Michael’s Personal Notes:
The Goldman Sachs Group, Inc. (NYSE/GS) said yesterday that bank stocks are a “buy,” singling out JPMorgan Chase & Co. (NYSE/JPM), Citigroup, Inc. (NYSE/C), and Bank of America Corporation (NYSE/BAC) as the top picks. The Dow Jones U.S. Bank Index jumped 3.3% on the news.
I disagree with Goldman. New, more stringent rules make investment banking profits harder to come by these days. The Dow Jones U.S. Bank Index is down 63% since the boom days of 2007, a big laggard compared to other sectors like retail that have rebounded nicely from their recession low.
The government still has plenty of stock in Citigroup to sell and the mortgage fiasco continues. Imagine being Bank of America and having a slew of defaulted mortgages you want to foreclose on, but you can’t because state governments say that you didn’t cross the t’s in your paperwork.
The banks still face real problems in the U.S. As for Canadian banks, their stock prices have risen too high, while their profits have not kept up with their rising stock prices.
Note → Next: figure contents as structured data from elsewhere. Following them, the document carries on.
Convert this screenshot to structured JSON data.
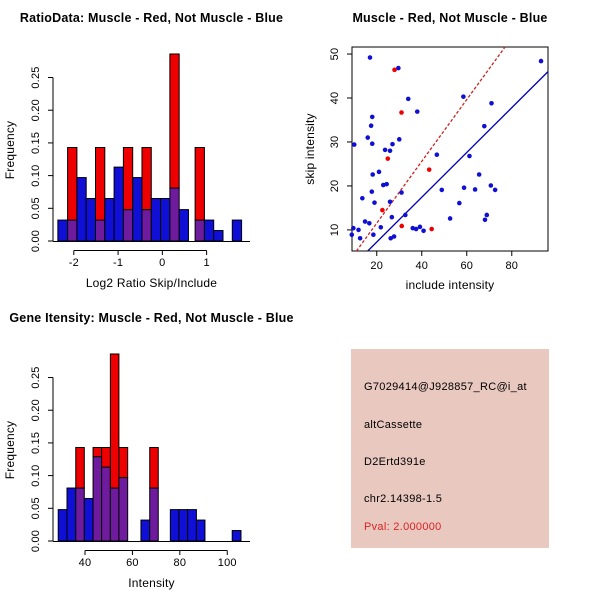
{
  "figure": {
    "background": "#FFFFFF"
  },
  "colors": {
    "red": "#EE0000",
    "blue": "#0F0FD6",
    "purple": "#6E1B9E",
    "axis": "#000000",
    "scatter_blue_line": "#0000B8",
    "scatter_red_line": "#CC2222",
    "info_bg": "#E9C8BF",
    "pval_red": "#DD2222"
  },
  "chart_data": [
    {
      "id": "ratio-histogram",
      "type": "bar",
      "title": "RatioData: Muscle - Red, Not Muscle - Blue",
      "xlabel": "Log2 Ratio Skip/Include",
      "ylabel": "Frequency",
      "xlim": [
        -2.47,
        1.98
      ],
      "ylim": [
        0,
        0.2875
      ],
      "xticks": [
        [
          -2,
          "-2"
        ],
        [
          -1,
          "-1"
        ],
        [
          0,
          "0"
        ],
        [
          1,
          "1"
        ]
      ],
      "yticks": [
        [
          0,
          "0.00"
        ],
        [
          0.05,
          "0.05"
        ],
        [
          0.1,
          "0.10"
        ],
        [
          0.15,
          "0.15"
        ],
        [
          0.2,
          "0.20"
        ],
        [
          0.25,
          "0.25"
        ]
      ],
      "grid": false,
      "legend": "none",
      "bars": [
        {
          "x0": -2.36,
          "x1": -2.14,
          "segs": [
            [
              "blue",
              0,
              0.032
            ]
          ]
        },
        {
          "x0": -2.14,
          "x1": -1.93,
          "segs": [
            [
              "purple",
              0,
              0.032
            ],
            [
              "red",
              0.032,
              0.143
            ]
          ]
        },
        {
          "x0": -1.93,
          "x1": -1.72,
          "segs": [
            [
              "blue",
              0,
              0.097
            ]
          ]
        },
        {
          "x0": -1.72,
          "x1": -1.51,
          "segs": [
            [
              "blue",
              0,
              0.065
            ]
          ]
        },
        {
          "x0": -1.51,
          "x1": -1.3,
          "segs": [
            [
              "purple",
              0,
              0.032
            ],
            [
              "red",
              0.032,
              0.143
            ]
          ]
        },
        {
          "x0": -1.3,
          "x1": -1.09,
          "segs": [
            [
              "blue",
              0,
              0.065
            ]
          ]
        },
        {
          "x0": -1.09,
          "x1": -0.88,
          "segs": [
            [
              "blue",
              0,
              0.113
            ]
          ]
        },
        {
          "x0": -0.88,
          "x1": -0.67,
          "segs": [
            [
              "purple",
              0,
              0.048
            ],
            [
              "red",
              0.048,
              0.143
            ]
          ]
        },
        {
          "x0": -0.67,
          "x1": -0.46,
          "segs": [
            [
              "blue",
              0,
              0.097
            ]
          ]
        },
        {
          "x0": -0.46,
          "x1": -0.25,
          "segs": [
            [
              "purple",
              0,
              0.048
            ],
            [
              "red",
              0.048,
              0.143
            ]
          ]
        },
        {
          "x0": -0.25,
          "x1": -0.04,
          "segs": [
            [
              "blue",
              0,
              0.065
            ]
          ]
        },
        {
          "x0": -0.04,
          "x1": 0.17,
          "segs": [
            [
              "blue",
              0,
              0.065
            ]
          ]
        },
        {
          "x0": 0.17,
          "x1": 0.38,
          "segs": [
            [
              "purple",
              0,
              0.081
            ],
            [
              "red",
              0.081,
              0.286
            ]
          ]
        },
        {
          "x0": 0.38,
          "x1": 0.59,
          "segs": [
            [
              "blue",
              0,
              0.048
            ]
          ]
        },
        {
          "x0": 0.74,
          "x1": 0.95,
          "segs": [
            [
              "purple",
              0,
              0.032
            ],
            [
              "red",
              0.032,
              0.143
            ]
          ]
        },
        {
          "x0": 0.95,
          "x1": 1.16,
          "segs": [
            [
              "blue",
              0,
              0.032
            ]
          ]
        },
        {
          "x0": 1.16,
          "x1": 1.37,
          "segs": [
            [
              "blue",
              0,
              0.016
            ]
          ]
        },
        {
          "x0": 1.58,
          "x1": 1.79,
          "segs": [
            [
              "blue",
              0,
              0.032
            ]
          ]
        }
      ]
    },
    {
      "id": "intensity-scatter",
      "type": "scatter",
      "title": "Muscle - Red, Not Muscle - Blue",
      "xlabel": "include intensity",
      "ylabel": "skip intensity",
      "xlim": [
        9,
        96.1
      ],
      "ylim": [
        5.2,
        51.6
      ],
      "xticks": [
        [
          20,
          "20"
        ],
        [
          40,
          "40"
        ],
        [
          60,
          "60"
        ],
        [
          80,
          "80"
        ]
      ],
      "yticks": [
        [
          10,
          "10"
        ],
        [
          20,
          "20"
        ],
        [
          30,
          "30"
        ],
        [
          40,
          "40"
        ],
        [
          50,
          "50"
        ]
      ],
      "grid": false,
      "legend": "none",
      "series": [
        {
          "name": "not-muscle-blue",
          "color_key": "blue",
          "points": [
            [
              17,
              49.2
            ],
            [
              29.6,
              46.8
            ],
            [
              93,
              48.4
            ],
            [
              34,
              39.8
            ],
            [
              58.5,
              40.3
            ],
            [
              71,
              38.8
            ],
            [
              38,
              36.9
            ],
            [
              18,
              35.7
            ],
            [
              17.5,
              33.7
            ],
            [
              67.8,
              33.6
            ],
            [
              16,
              31
            ],
            [
              30,
              30.6
            ],
            [
              10,
              29.4
            ],
            [
              18,
              29.6
            ],
            [
              27,
              29.5
            ],
            [
              23.7,
              28.2
            ],
            [
              25.9,
              28
            ],
            [
              46.7,
              27.1
            ],
            [
              61.2,
              26.8
            ],
            [
              21,
              23.2
            ],
            [
              18.2,
              22.6
            ],
            [
              65.5,
              22.6
            ],
            [
              22.9,
              20.2
            ],
            [
              24.4,
              20.4
            ],
            [
              48.9,
              19.1
            ],
            [
              70.7,
              20.1
            ],
            [
              72.6,
              19.1
            ],
            [
              58.8,
              19.6
            ],
            [
              63.7,
              19.2
            ],
            [
              31,
              18.5
            ],
            [
              17.8,
              18.7
            ],
            [
              13.6,
              17.2
            ],
            [
              19,
              16.2
            ],
            [
              25.9,
              16.4
            ],
            [
              56.7,
              16.1
            ],
            [
              32.7,
              13.4
            ],
            [
              26.7,
              12.9
            ],
            [
              52.6,
              12.6
            ],
            [
              68.9,
              13.4
            ],
            [
              68.1,
              12.3
            ],
            [
              14.8,
              11.9
            ],
            [
              16.7,
              11.5
            ],
            [
              21.8,
              10.6
            ],
            [
              36,
              10.4
            ],
            [
              37.5,
              10.2
            ],
            [
              39.2,
              10.7
            ],
            [
              40.8,
              9.8
            ],
            [
              9.6,
              10.4
            ],
            [
              11.9,
              10
            ],
            [
              8.9,
              8.9
            ],
            [
              12.6,
              8.1
            ],
            [
              18.5,
              8.9
            ],
            [
              26.2,
              8.1
            ],
            [
              27.7,
              8.5
            ]
          ]
        },
        {
          "name": "muscle-red",
          "color_key": "red",
          "points": [
            [
              27.9,
              46.4
            ],
            [
              31,
              36.7
            ],
            [
              24.9,
              26.2
            ],
            [
              43.3,
              23.7
            ],
            [
              22.5,
              14.5
            ],
            [
              31.1,
              10.9
            ],
            [
              44.4,
              10.2
            ]
          ]
        }
      ],
      "lines": [
        {
          "name": "muscle-fit-line",
          "color_key": "scatter_red_line",
          "dashed": true,
          "p1": [
            11,
            5.2
          ],
          "p2": [
            77,
            51.6
          ]
        },
        {
          "name": "not-muscle-fit-line",
          "color_key": "scatter_blue_line",
          "dashed": false,
          "p1": [
            16,
            5.2
          ],
          "p2": [
            96.1,
            46
          ]
        }
      ]
    },
    {
      "id": "gene-intensity-histogram",
      "type": "bar",
      "title": "Gene Itensity: Muscle - Red, Not Muscle - Blue",
      "xlabel": "Intensity",
      "ylabel": "Frequency",
      "xlim": [
        26.5,
        109.6
      ],
      "ylim": [
        0,
        0.2875
      ],
      "xticks": [
        [
          40,
          "40"
        ],
        [
          60,
          "60"
        ],
        [
          80,
          "80"
        ],
        [
          100,
          "100"
        ]
      ],
      "yticks": [
        [
          0,
          "0.00"
        ],
        [
          0.05,
          "0.05"
        ],
        [
          0.1,
          "0.10"
        ],
        [
          0.15,
          "0.15"
        ],
        [
          0.2,
          "0.20"
        ],
        [
          0.25,
          "0.25"
        ]
      ],
      "grid": false,
      "legend": "none",
      "bars": [
        {
          "x0": 28.7,
          "x1": 32.4,
          "segs": [
            [
              "blue",
              0,
              0.048
            ]
          ]
        },
        {
          "x0": 32.4,
          "x1": 36.1,
          "segs": [
            [
              "blue",
              0,
              0.081
            ]
          ]
        },
        {
          "x0": 36.1,
          "x1": 39.7,
          "segs": [
            [
              "purple",
              0,
              0.081
            ],
            [
              "red",
              0.081,
              0.143
            ]
          ]
        },
        {
          "x0": 39.7,
          "x1": 43.4,
          "segs": [
            [
              "blue",
              0,
              0.065
            ]
          ]
        },
        {
          "x0": 43.4,
          "x1": 47.0,
          "segs": [
            [
              "purple",
              0,
              0.129
            ],
            [
              "red",
              0.129,
              0.143
            ]
          ]
        },
        {
          "x0": 47.0,
          "x1": 50.7,
          "segs": [
            [
              "purple",
              0,
              0.113
            ],
            [
              "red",
              0.113,
              0.143
            ]
          ]
        },
        {
          "x0": 50.7,
          "x1": 54.3,
          "segs": [
            [
              "purple",
              0,
              0.081
            ],
            [
              "red",
              0.081,
              0.286
            ]
          ]
        },
        {
          "x0": 54.3,
          "x1": 58.0,
          "segs": [
            [
              "purple",
              0,
              0.097
            ],
            [
              "red",
              0.097,
              0.143
            ]
          ]
        },
        {
          "x0": 63.6,
          "x1": 67.3,
          "segs": [
            [
              "blue",
              0,
              0.032
            ]
          ]
        },
        {
          "x0": 67.3,
          "x1": 70.9,
          "segs": [
            [
              "purple",
              0,
              0.081
            ],
            [
              "red",
              0.081,
              0.143
            ]
          ]
        },
        {
          "x0": 76.0,
          "x1": 79.6,
          "segs": [
            [
              "blue",
              0,
              0.048
            ]
          ]
        },
        {
          "x0": 79.6,
          "x1": 83.3,
          "segs": [
            [
              "blue",
              0,
              0.048
            ]
          ]
        },
        {
          "x0": 83.3,
          "x1": 87.0,
          "segs": [
            [
              "blue",
              0,
              0.048
            ]
          ]
        },
        {
          "x0": 87.0,
          "x1": 90.6,
          "segs": [
            [
              "blue",
              0,
              0.032
            ]
          ]
        },
        {
          "x0": 102.1,
          "x1": 105.8,
          "segs": [
            [
              "blue",
              0,
              0.016
            ]
          ]
        }
      ]
    },
    {
      "id": "gene-info-panel",
      "type": "table",
      "bg": "#E9C8BF",
      "lines": [
        {
          "text": "G7029414@J928857_RC@i_at",
          "color": "#000000"
        },
        {
          "text": "altCassette",
          "color": "#000000"
        },
        {
          "text": "D2Ertd391e",
          "color": "#000000"
        },
        {
          "text": "chr2.14398-1.5",
          "color": "#000000"
        },
        {
          "text": "Pval: 2.000000",
          "color": "#DD2222"
        }
      ]
    }
  ]
}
I’d stay away from the banks for now. But who am I compared to Goldman Sachs to say?
Where the Market Stands:
The Dow Jones Industrial Average starts this morning up 8.9% for 2011. The bear market rally in stocks that started in March of 2009 continues.
What He Said:
“When I look around today, I see falling stock prices…I see falling house prices…and prices for retail goods stores declining. The media has it all wrong blaming (worrying about) inflation. In my opinion, the single biggest threat to the U.S. economy and to the Fed in 2008 is deflation. You can bet the Fed will expand the money supply and drop interest rates aggressively, as deflation starts to rear its ugly head.” Michael Lombardi in PROFIT CONFIDENTIAL, December 17, 2007. Michael was one of the first to warn of deflation. By late 2008, world economies were embedded in their worst state of deflation since the Great Depression.